VIDEO: “Collaboration is essential and must cross all political and community boundaries, for climate change is no respecter of such creations,” stated Eric Bonham
Warmer, Wetter Winters;
Longer, Drier Summers
The weather in 2015 has impacted on how the public views the BC climate and their understanding of how it is changing. There is now growing awareness that the summer dry season has extended on both ends. Also, that BC communities can no longer count on a predictable snowpack and reliable rain to maintain a healthy water balance in their watersheds.
2015 is a teachable year. This creates a window of opportunity to implement solutions and tools developed in BC.
In December 2015, the Feast AND Famine Workshop addressed this over-arching question: What should we expect and what can we do to build “water-resilient communities”?
by Eric Bonham
“The sub-title for this Feast AND Famine Workshop could very well be LEADERSHIP, PROCESS, CREATIVITY and the ROLE OF CHANGE AGENTS…for this is what we heard today. People, in each of their areas of expertise, are making change on the ground,” stated Eric Bonham when he provided a rousing finish to the day with his reflections on what he had heard and observed.
Eric Bonham is a civil engineer with a political science degree and 50-plus years of water-centric experience. He is a former Director in two provincial ministries – Environment and Municipal Affairs.

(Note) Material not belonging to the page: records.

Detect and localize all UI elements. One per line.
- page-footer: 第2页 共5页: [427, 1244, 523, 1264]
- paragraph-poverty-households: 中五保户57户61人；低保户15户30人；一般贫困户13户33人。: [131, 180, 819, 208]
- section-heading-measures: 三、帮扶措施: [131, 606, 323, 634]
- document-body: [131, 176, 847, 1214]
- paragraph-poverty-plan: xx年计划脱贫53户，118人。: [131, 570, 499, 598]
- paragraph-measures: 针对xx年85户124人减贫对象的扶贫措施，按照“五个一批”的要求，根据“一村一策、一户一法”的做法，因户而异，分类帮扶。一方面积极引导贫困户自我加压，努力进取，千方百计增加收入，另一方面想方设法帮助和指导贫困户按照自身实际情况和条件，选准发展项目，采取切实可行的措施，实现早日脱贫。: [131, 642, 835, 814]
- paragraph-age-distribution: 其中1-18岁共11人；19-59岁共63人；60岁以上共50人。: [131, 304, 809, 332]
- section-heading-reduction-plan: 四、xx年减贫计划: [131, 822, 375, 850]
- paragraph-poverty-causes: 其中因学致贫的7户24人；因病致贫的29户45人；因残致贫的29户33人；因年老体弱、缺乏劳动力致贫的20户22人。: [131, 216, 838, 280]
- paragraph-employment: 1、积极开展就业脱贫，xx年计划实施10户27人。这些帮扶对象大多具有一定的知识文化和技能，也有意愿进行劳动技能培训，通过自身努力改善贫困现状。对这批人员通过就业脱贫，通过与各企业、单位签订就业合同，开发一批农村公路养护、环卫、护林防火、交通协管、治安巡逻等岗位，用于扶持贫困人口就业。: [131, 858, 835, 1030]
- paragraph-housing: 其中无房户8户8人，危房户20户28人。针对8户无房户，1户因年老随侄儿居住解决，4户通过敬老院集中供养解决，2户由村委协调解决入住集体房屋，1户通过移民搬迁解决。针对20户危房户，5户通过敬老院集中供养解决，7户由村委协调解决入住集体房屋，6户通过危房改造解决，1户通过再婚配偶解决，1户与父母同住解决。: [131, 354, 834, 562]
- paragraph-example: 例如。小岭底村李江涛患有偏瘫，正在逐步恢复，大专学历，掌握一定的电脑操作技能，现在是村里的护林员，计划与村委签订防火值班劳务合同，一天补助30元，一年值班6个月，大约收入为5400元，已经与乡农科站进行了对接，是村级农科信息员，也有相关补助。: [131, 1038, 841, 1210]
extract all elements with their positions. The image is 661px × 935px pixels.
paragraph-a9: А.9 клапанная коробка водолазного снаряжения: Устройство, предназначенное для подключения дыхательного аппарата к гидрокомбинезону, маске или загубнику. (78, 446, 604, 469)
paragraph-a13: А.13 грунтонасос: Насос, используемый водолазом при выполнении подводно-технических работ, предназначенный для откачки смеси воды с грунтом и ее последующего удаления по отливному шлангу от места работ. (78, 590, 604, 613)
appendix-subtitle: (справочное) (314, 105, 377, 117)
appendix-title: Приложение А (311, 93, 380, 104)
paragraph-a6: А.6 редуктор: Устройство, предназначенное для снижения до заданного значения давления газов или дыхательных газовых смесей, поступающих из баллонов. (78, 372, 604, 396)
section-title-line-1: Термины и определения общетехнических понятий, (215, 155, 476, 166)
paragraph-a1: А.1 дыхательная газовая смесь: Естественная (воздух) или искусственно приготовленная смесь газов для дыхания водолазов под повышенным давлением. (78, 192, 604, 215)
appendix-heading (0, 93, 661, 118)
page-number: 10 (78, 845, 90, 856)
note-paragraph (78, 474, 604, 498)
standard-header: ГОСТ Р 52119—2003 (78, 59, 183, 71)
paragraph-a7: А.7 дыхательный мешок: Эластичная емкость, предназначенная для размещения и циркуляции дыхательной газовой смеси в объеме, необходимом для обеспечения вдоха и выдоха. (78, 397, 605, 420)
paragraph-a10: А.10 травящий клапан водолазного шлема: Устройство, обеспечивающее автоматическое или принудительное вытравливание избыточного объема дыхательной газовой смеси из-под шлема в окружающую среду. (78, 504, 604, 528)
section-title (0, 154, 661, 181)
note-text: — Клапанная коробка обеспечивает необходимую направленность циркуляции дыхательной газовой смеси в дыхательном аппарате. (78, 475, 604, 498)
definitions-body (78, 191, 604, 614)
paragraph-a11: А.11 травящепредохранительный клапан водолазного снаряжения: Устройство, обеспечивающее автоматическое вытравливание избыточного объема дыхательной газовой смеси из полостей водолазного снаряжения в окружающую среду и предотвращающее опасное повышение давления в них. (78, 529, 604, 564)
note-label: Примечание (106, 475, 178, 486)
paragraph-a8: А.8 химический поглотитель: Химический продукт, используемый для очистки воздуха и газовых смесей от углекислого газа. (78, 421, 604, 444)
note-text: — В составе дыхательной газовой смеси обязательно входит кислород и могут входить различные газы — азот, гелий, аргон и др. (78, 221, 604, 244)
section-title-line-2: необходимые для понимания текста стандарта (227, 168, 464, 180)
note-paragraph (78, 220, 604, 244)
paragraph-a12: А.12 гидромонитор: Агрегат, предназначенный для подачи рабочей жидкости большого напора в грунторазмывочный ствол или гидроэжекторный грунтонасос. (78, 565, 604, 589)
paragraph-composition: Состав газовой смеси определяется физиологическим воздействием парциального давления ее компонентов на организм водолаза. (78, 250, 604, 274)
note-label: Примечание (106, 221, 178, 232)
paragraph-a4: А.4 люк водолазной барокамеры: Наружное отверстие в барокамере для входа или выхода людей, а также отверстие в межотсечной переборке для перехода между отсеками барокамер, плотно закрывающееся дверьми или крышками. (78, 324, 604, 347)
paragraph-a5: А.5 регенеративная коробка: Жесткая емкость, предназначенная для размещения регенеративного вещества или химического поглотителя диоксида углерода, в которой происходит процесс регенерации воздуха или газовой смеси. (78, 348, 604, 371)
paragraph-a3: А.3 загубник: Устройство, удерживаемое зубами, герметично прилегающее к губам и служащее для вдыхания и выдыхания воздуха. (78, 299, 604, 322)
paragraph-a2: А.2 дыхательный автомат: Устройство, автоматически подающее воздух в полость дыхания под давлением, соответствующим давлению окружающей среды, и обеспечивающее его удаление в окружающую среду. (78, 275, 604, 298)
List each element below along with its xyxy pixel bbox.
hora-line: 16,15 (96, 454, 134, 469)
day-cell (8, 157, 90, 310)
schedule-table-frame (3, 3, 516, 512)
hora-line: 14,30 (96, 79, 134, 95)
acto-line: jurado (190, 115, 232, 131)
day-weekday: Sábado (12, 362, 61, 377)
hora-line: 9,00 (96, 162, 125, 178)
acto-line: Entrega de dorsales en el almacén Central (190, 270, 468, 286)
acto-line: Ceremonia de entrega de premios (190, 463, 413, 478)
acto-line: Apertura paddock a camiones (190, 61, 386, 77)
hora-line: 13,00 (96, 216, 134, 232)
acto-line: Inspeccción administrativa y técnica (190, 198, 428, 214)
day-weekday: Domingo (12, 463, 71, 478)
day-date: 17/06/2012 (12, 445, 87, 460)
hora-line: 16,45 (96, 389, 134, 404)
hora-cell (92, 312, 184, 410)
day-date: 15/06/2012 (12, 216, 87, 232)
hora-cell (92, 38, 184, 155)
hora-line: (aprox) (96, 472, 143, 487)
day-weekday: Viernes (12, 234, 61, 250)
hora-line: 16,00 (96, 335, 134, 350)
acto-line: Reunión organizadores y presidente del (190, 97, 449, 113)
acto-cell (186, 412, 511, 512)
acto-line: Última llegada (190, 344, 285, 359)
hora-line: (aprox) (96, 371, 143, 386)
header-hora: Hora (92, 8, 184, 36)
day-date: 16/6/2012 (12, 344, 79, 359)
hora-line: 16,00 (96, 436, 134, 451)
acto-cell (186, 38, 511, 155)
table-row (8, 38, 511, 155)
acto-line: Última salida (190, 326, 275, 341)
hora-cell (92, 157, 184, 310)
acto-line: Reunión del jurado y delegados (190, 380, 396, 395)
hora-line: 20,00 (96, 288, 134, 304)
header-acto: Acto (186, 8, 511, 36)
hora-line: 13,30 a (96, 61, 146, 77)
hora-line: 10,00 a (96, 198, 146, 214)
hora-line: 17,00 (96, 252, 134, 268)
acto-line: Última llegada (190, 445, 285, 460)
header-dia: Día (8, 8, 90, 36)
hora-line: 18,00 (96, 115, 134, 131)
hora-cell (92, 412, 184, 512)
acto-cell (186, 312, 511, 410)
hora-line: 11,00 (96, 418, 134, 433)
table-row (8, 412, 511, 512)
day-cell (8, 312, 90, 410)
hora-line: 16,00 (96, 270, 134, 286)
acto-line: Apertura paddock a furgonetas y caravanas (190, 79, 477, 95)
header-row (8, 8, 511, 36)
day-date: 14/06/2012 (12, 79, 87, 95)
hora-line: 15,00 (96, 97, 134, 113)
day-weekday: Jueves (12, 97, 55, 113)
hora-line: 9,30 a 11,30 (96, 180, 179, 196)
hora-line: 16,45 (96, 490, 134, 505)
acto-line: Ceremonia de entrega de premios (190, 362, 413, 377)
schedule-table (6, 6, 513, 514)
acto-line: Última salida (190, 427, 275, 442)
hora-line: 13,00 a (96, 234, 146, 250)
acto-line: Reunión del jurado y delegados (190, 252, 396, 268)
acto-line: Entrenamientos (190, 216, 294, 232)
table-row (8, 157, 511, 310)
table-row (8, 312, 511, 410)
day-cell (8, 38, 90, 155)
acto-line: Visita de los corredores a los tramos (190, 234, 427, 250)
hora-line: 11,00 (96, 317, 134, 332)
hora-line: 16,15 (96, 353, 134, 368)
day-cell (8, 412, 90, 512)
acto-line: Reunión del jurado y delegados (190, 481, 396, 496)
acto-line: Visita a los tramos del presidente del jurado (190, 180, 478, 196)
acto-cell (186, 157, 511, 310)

A keen believer in community stewardship, he is a Director of the BC Lake Stewardship Society and was actively involved in park creation on Vancouver Island. He was named an Honorary Citizen of Victoria for his contribution to the community and has received awards from a number of organizations for his contribution to water management issues in BC.
“So what were the fundamental lessons garnered from the Feast and Famine workshop and how can we apply those lessons to the future planning of our urban and agriculture communities?”
Innovative Strategies Required Now
“Bob Sandford set the context with his key observation that the hydro-climatic stability, once fairly dependent, is no longer the case and as a result, innovative strategies that address the challenge of drought or flood are now required. This reality has an immediate impact on future water, energy and food security.”
“Furthermore, the timing of the workshop was fortuitous in that was held immediately before the COP21 International Climate Change Conference in Paris, for it was clear from the content of the presentations at the Feast and Famine workshop that anticipated climate change has to be a core consideration in the future planning of our communities and agriculture practices in British Columbia and beyond.”
Towards Consensus, Commitment and Collaboration
“Given this context, Eric Bonham noted, “future planners, engineers, politicians and citizens alike will be called upon to demonstrate both vision and pragmatism and be able to frame the issue of achieving water-resiliency in communities against the backdrop of an unpredictable water cycle. This in turn demands the honing of a further skill, that of working together towards consensus, commitment and collaboration.”
“Such collaboration is essential and must cross all political and community boundaries, for climate change is no respecter of such creations. This will not come easy and will call for cooperation on a level heretofore not considered necessary or even possible, which brings to mind that old adage ‘united we stand, divided we fall’.”
Water is Truly the Connector
“A further observation from the workshop worthy of note is the core observation that we have to ensure water security if we wish a stable society.”
“While this may be considered a statement of the obvious, our presenters rightfully reminded us that water security will be a casualty of global warming and as such, calls for astute stewardship of the resource both now and in the future. For water is truly the connector of all activities on earth, whether it is the economy, ecology or the well-being of human and non-human alike.”
“It may well be argued that water should be the entrance point for the discussion on climate change for the connection is readily understood on this complex issue when we experience an ever increasing occurrence of flood or drought.”
Think Like A Watershed
“A common thread identified throughout the workshop was the recognition of the important role played by nature through the provision of natural capital and natural assets. Traditionally asset management has been considered only in terms of pipes, pumps and concrete infrastructure, whereas the services provided by nature add significant benefits, benefits however that have been difficult to determine in economic terms.”
“With the advancement of the concept of ecological accounting that will identify the financial value of goods and services drawn from natural systems, asset management will become a more exacting science which will speak to the need for maintaining the integrity of natural systems within the urban context. The hydraulic practitioners of the future will be encouraged to ‘think like a watershed’ recognizing the invaluable contribution of natural systems.”
“The identification of several tools throughout the workshop, including the Water Balance Model, the Agriculture Water Demand Model, the Agriculture Irrigation Licencing Calculator, the Building Adaptive & Resilient Communities Program and the new Provincial Water Sustainability Act, underscored the advance of hydraulic knowledge and tools that address the challenge of climate change.”
Think Creatively and Collaboratively
“Kim Stephens noted that ‘these important advances come with a commitment, determination and an understanding that accepting risk opens the door to innovation’.”
“In summary what was indicative throughout the workshop was the identification of the call to think creatively as well as collaboratively and search for ‘out of the box’ solutions to the pending changes anticipated from climate change. Albert Einstein had his finger on the pulse when he noted:
“No problem can be solved from the same consciousness that created it. We have to learn to see the world anew.”